Brater D C, Anderson S, Baird B, Campbell W B
Kidney Int. 1985 Jan;27(1):66-73. doi: 10.1038/ki.1985.11.
In contrast to other nonsteroidal anti-inflammatory drugs (NSAIDs), sulindac has been reported to inhibit systemic prostaglandins (PGs) while not affecting renal PGs. We studied 11 normal volunteers who received placebo, ibuprofen, naproxen, or sulindac in a randomized, double-blind fashion. After control periods assessing the effect of the NSAIDs alone, 40 mg of furosemide were administered. Overall, each of the drugs appeared similar. Renal function, plasma renin activity (PRA) and urinary PGs were not affected during control collections, while all three NSAIDs decreased thromboxane B2 (TxB2). After furosemide, all NSAIDs decreased fractional excretions of Na+ and Cl-, PRA, and TxB2 by equivalent degrees (P less than 0.05). Sulindac and ibuprofen decreased urinary PGE2 (P less than 0.05) while naproxen had no effect. None of these drugs affected the excretion of furosemide, but all decreased the pharmacodynamics of response to furosemide. In conclusion, the effects of these NSAIDs depended on the conditions of the study. In the basal state there were no renal effects but all decreased the renal response to furosemide.
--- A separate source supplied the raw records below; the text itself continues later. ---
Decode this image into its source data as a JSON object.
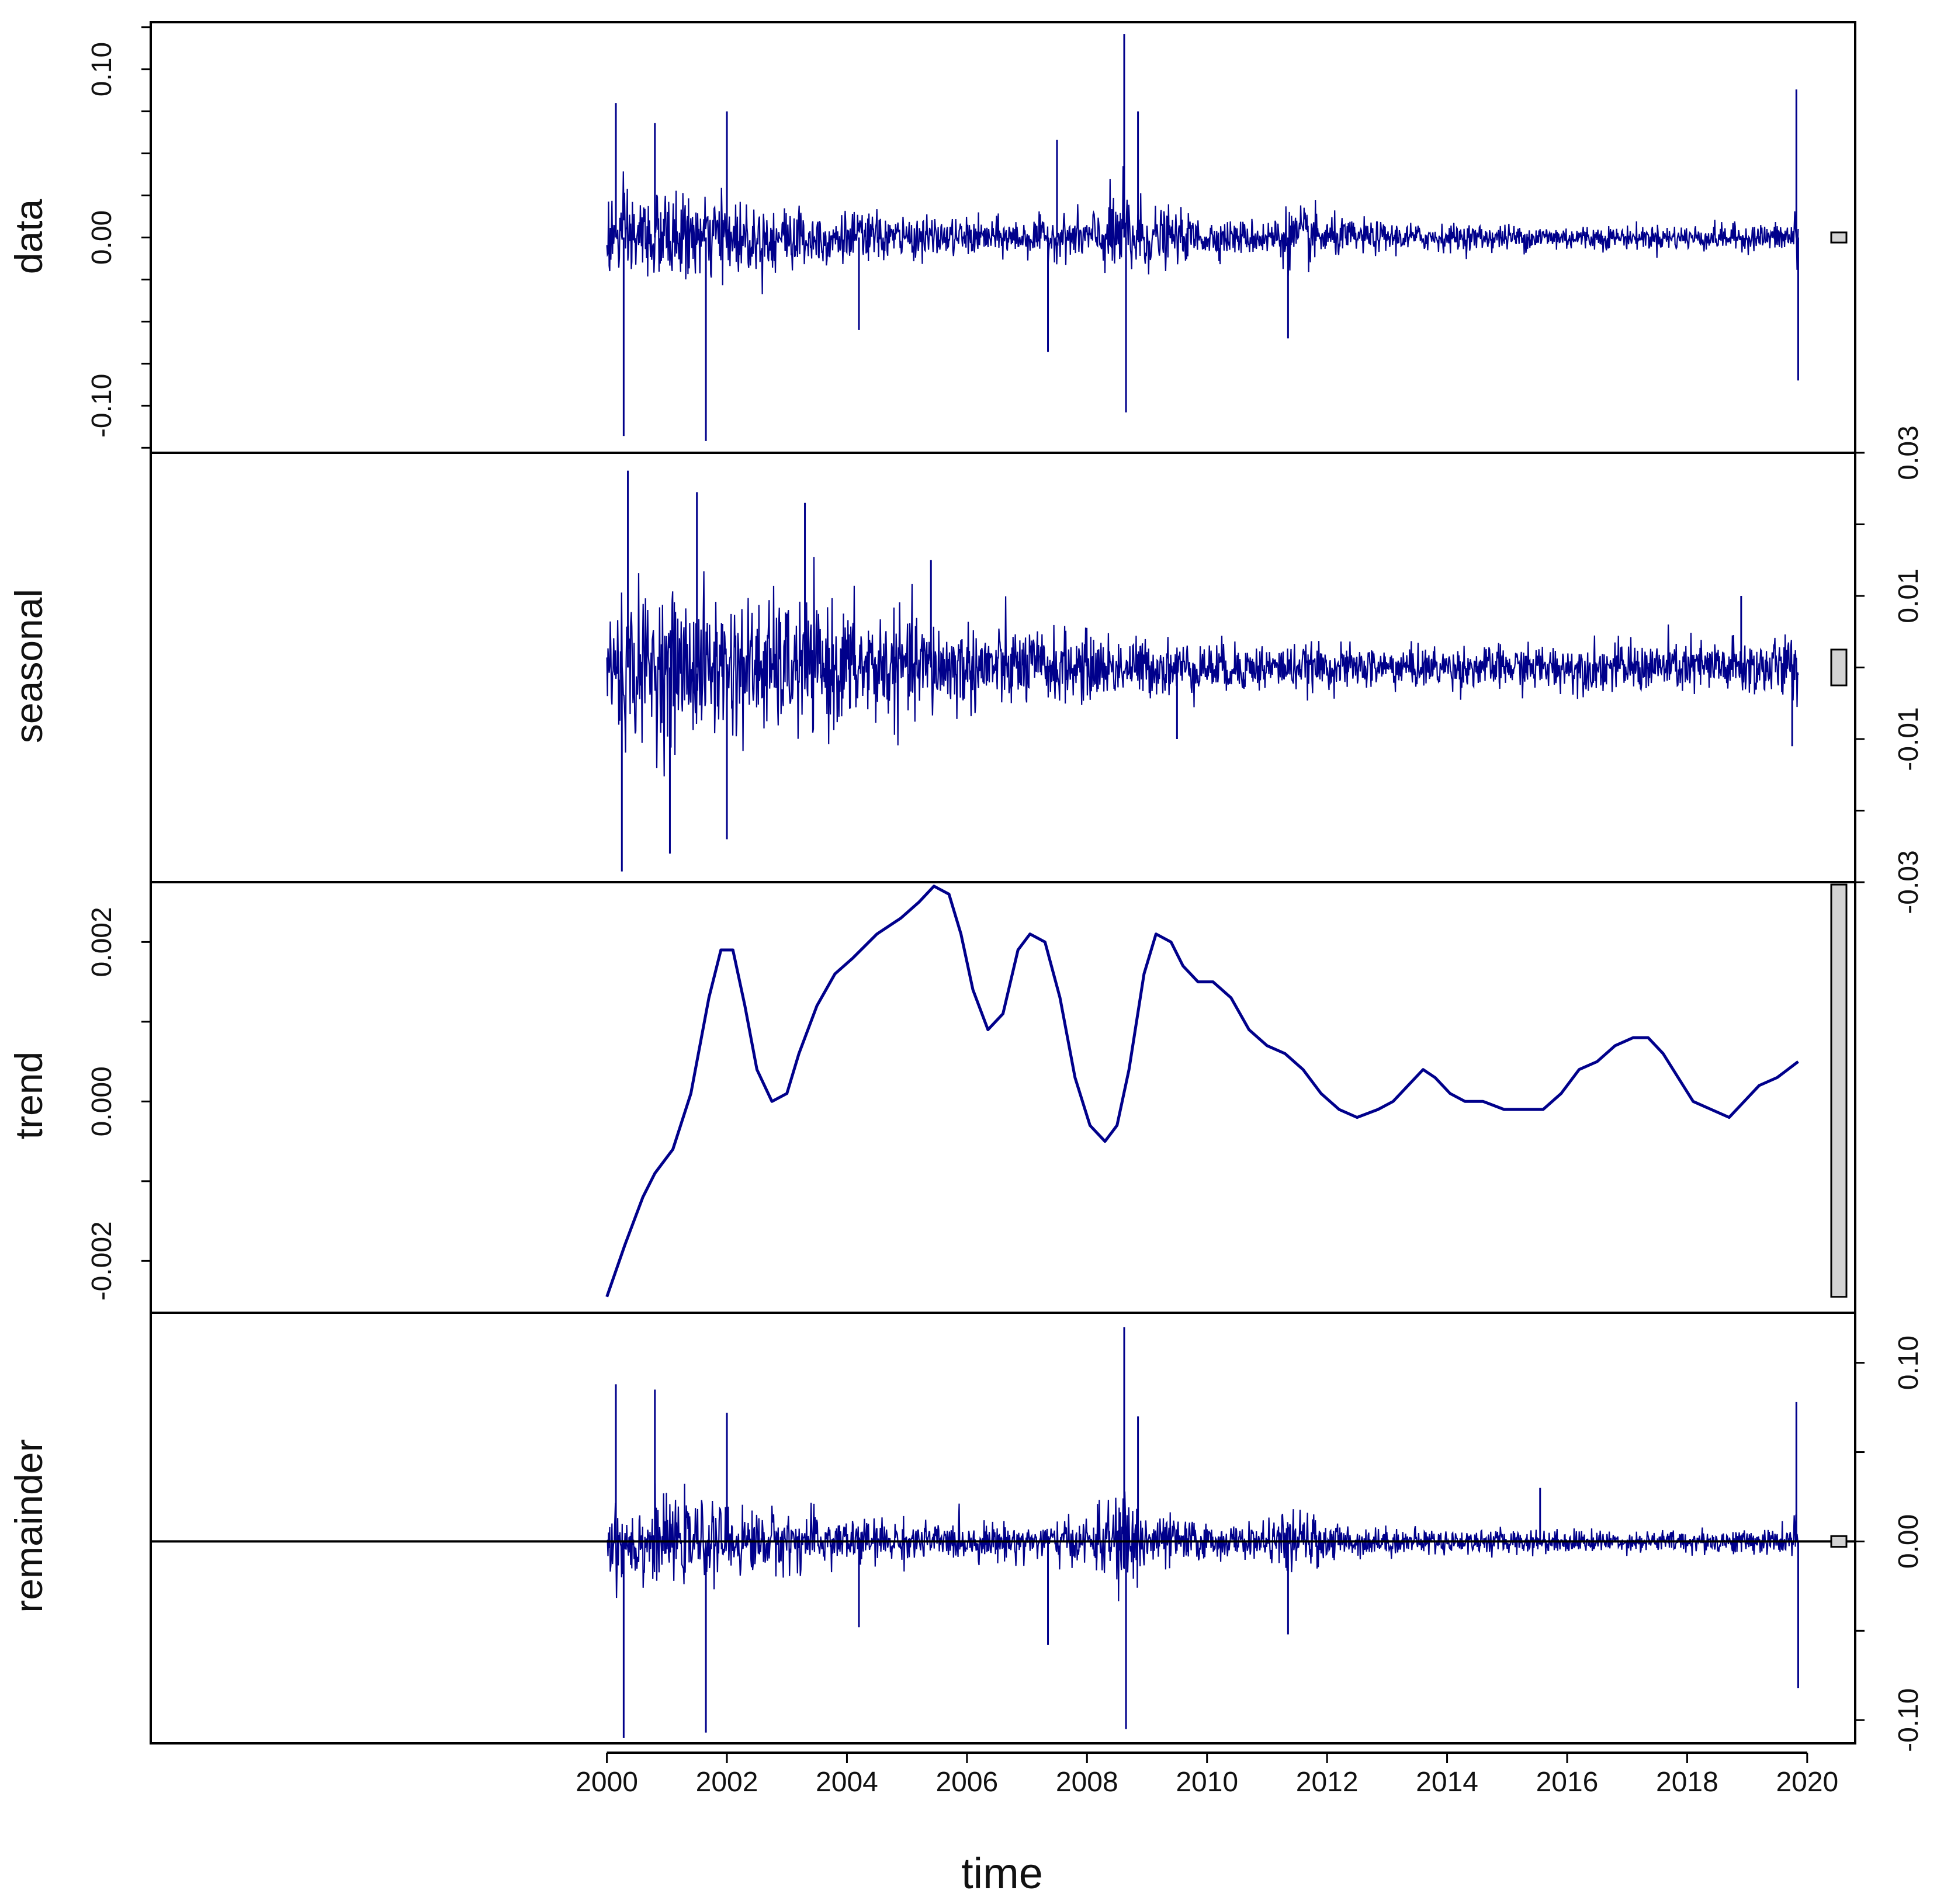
{
  "chart_data": {
    "type": "line",
    "title": "",
    "xlabel": "time",
    "xlim": [
      1992.4,
      2020.8
    ],
    "x_ticks": [
      "2000",
      "2002",
      "2004",
      "2006",
      "2008",
      "2010",
      "2012",
      "2014",
      "2016",
      "2018",
      "2020"
    ],
    "x_tick_values": [
      2000,
      2002,
      2004,
      2006,
      2008,
      2010,
      2012,
      2014,
      2016,
      2018,
      2020
    ],
    "series_color": "#00008B",
    "range_bar_color": "#D3D3D3",
    "panels": [
      {
        "name": "data",
        "ylim": [
          -0.128,
          0.128
        ],
        "ticks": [
          -0.1,
          0.0,
          0.1
        ],
        "tick_labels": [
          "-0.10",
          "0.00",
          "0.10"
        ],
        "minor_ticks": [
          -0.125,
          -0.075,
          -0.05,
          -0.025,
          0.025,
          0.05,
          0.075,
          0.125
        ],
        "tick_side": "left",
        "baseline": false,
        "volatility": {
          "x": [
            2000.0,
            2000.5,
            2001.0,
            2001.5,
            2002.0,
            2002.5,
            2003.0,
            2003.5,
            2004.0,
            2004.5,
            2005.0,
            2005.5,
            2006.0,
            2006.5,
            2007.0,
            2007.5,
            2008.0,
            2008.3,
            2008.6,
            2008.8,
            2009.0,
            2009.5,
            2010.0,
            2010.5,
            2011.0,
            2011.4,
            2011.7,
            2012.0,
            2012.5,
            2013.0,
            2014.0,
            2015.0,
            2016.0,
            2017.0,
            2018.0,
            2019.0,
            2019.7,
            2019.85
          ],
          "y": [
            0.024,
            0.024,
            0.022,
            0.021,
            0.02,
            0.019,
            0.018,
            0.016,
            0.014,
            0.013,
            0.011,
            0.01,
            0.01,
            0.01,
            0.01,
            0.011,
            0.013,
            0.018,
            0.03,
            0.024,
            0.018,
            0.013,
            0.01,
            0.009,
            0.01,
            0.017,
            0.016,
            0.011,
            0.009,
            0.008,
            0.007,
            0.007,
            0.007,
            0.006,
            0.007,
            0.007,
            0.008,
            0.025
          ]
        },
        "spikes": [
          {
            "x": 2000.15,
            "y": 0.08
          },
          {
            "x": 2000.28,
            "y": -0.118
          },
          {
            "x": 2000.8,
            "y": 0.068
          },
          {
            "x": 2001.65,
            "y": -0.121
          },
          {
            "x": 2002.0,
            "y": 0.075
          },
          {
            "x": 2004.2,
            "y": -0.055
          },
          {
            "x": 2007.35,
            "y": -0.068
          },
          {
            "x": 2007.5,
            "y": 0.058
          },
          {
            "x": 2008.62,
            "y": 0.121
          },
          {
            "x": 2008.65,
            "y": -0.104
          },
          {
            "x": 2008.85,
            "y": 0.075
          },
          {
            "x": 2011.35,
            "y": -0.06
          },
          {
            "x": 2019.82,
            "y": 0.088
          },
          {
            "x": 2019.85,
            "y": -0.085
          }
        ],
        "range_bar": [
          -0.003,
          0.003
        ]
      },
      {
        "name": "seasonal",
        "ylim": [
          -0.03,
          0.03
        ],
        "ticks": [
          -0.03,
          -0.01,
          0.01,
          0.03
        ],
        "tick_labels": [
          "-0.03",
          "-0.01",
          "0.01",
          "0.03"
        ],
        "minor_ticks": [
          -0.02,
          0.0,
          0.02
        ],
        "tick_side": "right",
        "baseline": false,
        "volatility": {
          "x": [
            2000.0,
            2001.0,
            2002.0,
            2003.0,
            2004.0,
            2005.0,
            2006.0,
            2007.0,
            2008.0,
            2009.0,
            2010.0,
            2011.0,
            2012.0,
            2013.0,
            2014.0,
            2015.0,
            2016.0,
            2017.0,
            2018.0,
            2019.0,
            2019.85
          ],
          "y": [
            0.009,
            0.0092,
            0.0088,
            0.0082,
            0.0075,
            0.0065,
            0.0055,
            0.0048,
            0.0042,
            0.0036,
            0.0032,
            0.0029,
            0.0027,
            0.0026,
            0.0026,
            0.0027,
            0.0029,
            0.0031,
            0.0034,
            0.0037,
            0.004
          ]
        },
        "spikes": [
          {
            "x": 2000.35,
            "y": 0.0275
          },
          {
            "x": 2000.25,
            "y": -0.0285
          },
          {
            "x": 2001.05,
            "y": -0.026
          },
          {
            "x": 2001.5,
            "y": 0.0245
          },
          {
            "x": 2002.0,
            "y": -0.024
          },
          {
            "x": 2003.3,
            "y": 0.023
          },
          {
            "x": 2005.4,
            "y": 0.015
          },
          {
            "x": 2009.5,
            "y": -0.01
          },
          {
            "x": 2018.9,
            "y": 0.01
          },
          {
            "x": 2019.75,
            "y": -0.011
          }
        ],
        "range_bar": [
          -0.0025,
          0.0025
        ]
      },
      {
        "name": "trend",
        "ylim": [
          -0.00265,
          0.00275
        ],
        "ticks": [
          -0.002,
          0.0,
          0.002
        ],
        "tick_labels": [
          "-0.002",
          "0.000",
          "0.002"
        ],
        "minor_ticks": [
          -0.001,
          0.001
        ],
        "tick_side": "left",
        "baseline": false,
        "x": [
          2000.0,
          2000.3,
          2000.6,
          2000.8,
          2001.1,
          2001.4,
          2001.7,
          2001.9,
          2002.1,
          2002.3,
          2002.5,
          2002.75,
          2003.0,
          2003.2,
          2003.5,
          2003.8,
          2004.1,
          2004.5,
          2004.9,
          2005.2,
          2005.45,
          2005.7,
          2005.9,
          2006.1,
          2006.35,
          2006.6,
          2006.85,
          2007.05,
          2007.3,
          2007.55,
          2007.8,
          2008.05,
          2008.3,
          2008.5,
          2008.7,
          2008.95,
          2009.15,
          2009.4,
          2009.6,
          2009.85,
          2010.1,
          2010.4,
          2010.7,
          2011.0,
          2011.3,
          2011.6,
          2011.9,
          2012.2,
          2012.5,
          2012.85,
          2013.1,
          2013.35,
          2013.6,
          2013.8,
          2014.05,
          2014.3,
          2014.6,
          2014.95,
          2015.3,
          2015.6,
          2015.9,
          2016.2,
          2016.5,
          2016.8,
          2017.1,
          2017.35,
          2017.6,
          2017.85,
          2018.1,
          2018.4,
          2018.7,
          2018.95,
          2019.2,
          2019.5,
          2019.85
        ],
        "y": [
          -0.00245,
          -0.0018,
          -0.0012,
          -0.0009,
          -0.0006,
          0.0001,
          0.0013,
          0.0019,
          0.0019,
          0.0012,
          0.0004,
          0.0,
          0.0001,
          0.0006,
          0.0012,
          0.0016,
          0.0018,
          0.0021,
          0.0023,
          0.0025,
          0.0027,
          0.0026,
          0.0021,
          0.0014,
          0.0009,
          0.0011,
          0.0019,
          0.0021,
          0.002,
          0.0013,
          0.0003,
          -0.0003,
          -0.0005,
          -0.0003,
          0.0004,
          0.0016,
          0.0021,
          0.002,
          0.0017,
          0.0015,
          0.0015,
          0.0013,
          0.0009,
          0.0007,
          0.0006,
          0.0004,
          0.0001,
          -0.0001,
          -0.0002,
          -0.0001,
          0.0,
          0.0002,
          0.0004,
          0.0003,
          0.0001,
          0.0,
          0.0,
          -0.0001,
          -0.0001,
          -0.0001,
          0.0001,
          0.0004,
          0.0005,
          0.0007,
          0.0008,
          0.0008,
          0.0006,
          0.0003,
          0.0,
          -0.0001,
          -0.0002,
          0.0,
          0.0002,
          0.0003,
          0.0005
        ],
        "range_bar": [
          -0.00245,
          0.00272
        ]
      },
      {
        "name": "remainder",
        "ylim": [
          -0.113,
          0.128
        ],
        "ticks": [
          -0.1,
          0.0,
          0.1
        ],
        "tick_labels": [
          "-0.10",
          "0.00",
          "0.10"
        ],
        "minor_ticks": [
          -0.05,
          0.05
        ],
        "tick_side": "right",
        "baseline": true,
        "volatility": {
          "x": [
            2000.0,
            2000.5,
            2001.0,
            2001.5,
            2002.0,
            2002.5,
            2003.0,
            2003.5,
            2004.0,
            2004.5,
            2005.0,
            2005.5,
            2006.0,
            2006.5,
            2007.0,
            2007.5,
            2008.0,
            2008.3,
            2008.6,
            2008.8,
            2009.0,
            2009.5,
            2010.0,
            2010.5,
            2011.0,
            2011.4,
            2011.7,
            2012.0,
            2012.5,
            2013.0,
            2014.0,
            2015.0,
            2016.0,
            2017.0,
            2018.0,
            2019.0,
            2019.7,
            2019.85
          ],
          "y": [
            0.021,
            0.021,
            0.019,
            0.018,
            0.017,
            0.016,
            0.015,
            0.014,
            0.012,
            0.011,
            0.01,
            0.009,
            0.009,
            0.009,
            0.009,
            0.01,
            0.012,
            0.017,
            0.028,
            0.022,
            0.016,
            0.012,
            0.009,
            0.008,
            0.009,
            0.015,
            0.014,
            0.01,
            0.008,
            0.007,
            0.006,
            0.006,
            0.006,
            0.005,
            0.006,
            0.006,
            0.007,
            0.022
          ]
        },
        "spikes": [
          {
            "x": 2000.15,
            "y": 0.088
          },
          {
            "x": 2000.28,
            "y": -0.11
          },
          {
            "x": 2000.8,
            "y": 0.085
          },
          {
            "x": 2001.65,
            "y": -0.107
          },
          {
            "x": 2002.0,
            "y": 0.072
          },
          {
            "x": 2004.2,
            "y": -0.048
          },
          {
            "x": 2007.35,
            "y": -0.058
          },
          {
            "x": 2008.62,
            "y": 0.12
          },
          {
            "x": 2008.65,
            "y": -0.105
          },
          {
            "x": 2008.85,
            "y": 0.07
          },
          {
            "x": 2011.35,
            "y": -0.052
          },
          {
            "x": 2015.55,
            "y": 0.03
          },
          {
            "x": 2019.82,
            "y": 0.078
          },
          {
            "x": 2019.85,
            "y": -0.082
          }
        ],
        "range_bar": [
          -0.003,
          0.003
        ]
      }
    ]
  }
}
与其他非甾体抗炎药(NSAIDs)不同,据报道舒林酸可抑制全身前列腺素(PGs),而不影响肾脏PGs。我们以随机、双盲方式研究了11名接受安慰剂、布洛芬、萘普生或舒林酸的正常志愿者。在评估单独使用NSAIDs效果的对照期后,给予40mg呋塞米。总体而言,每种药物的表现相似。在对照期收集样本期间,肾功能、血浆肾素活性(PRA)和尿PGs均未受影响,而所有三种NSAIDs均降低了血栓素B2(TxB2)。给予呋塞米后,所有NSAIDs均使Na+和Cl-的分数排泄、PRA和TxB2降低程度相当(P<0.05)。舒林酸和布洛芬降低了尿PGE2(P<0.05),而萘普生无此作用。这些药物均未影响呋塞米的排泄,但均降低了对呋塞米反应的药效学。总之,这些NSAIDs的作用取决于研究条件。在基础状态下,它们对肾脏无影响,但均降低了肾脏对呋塞米的反应。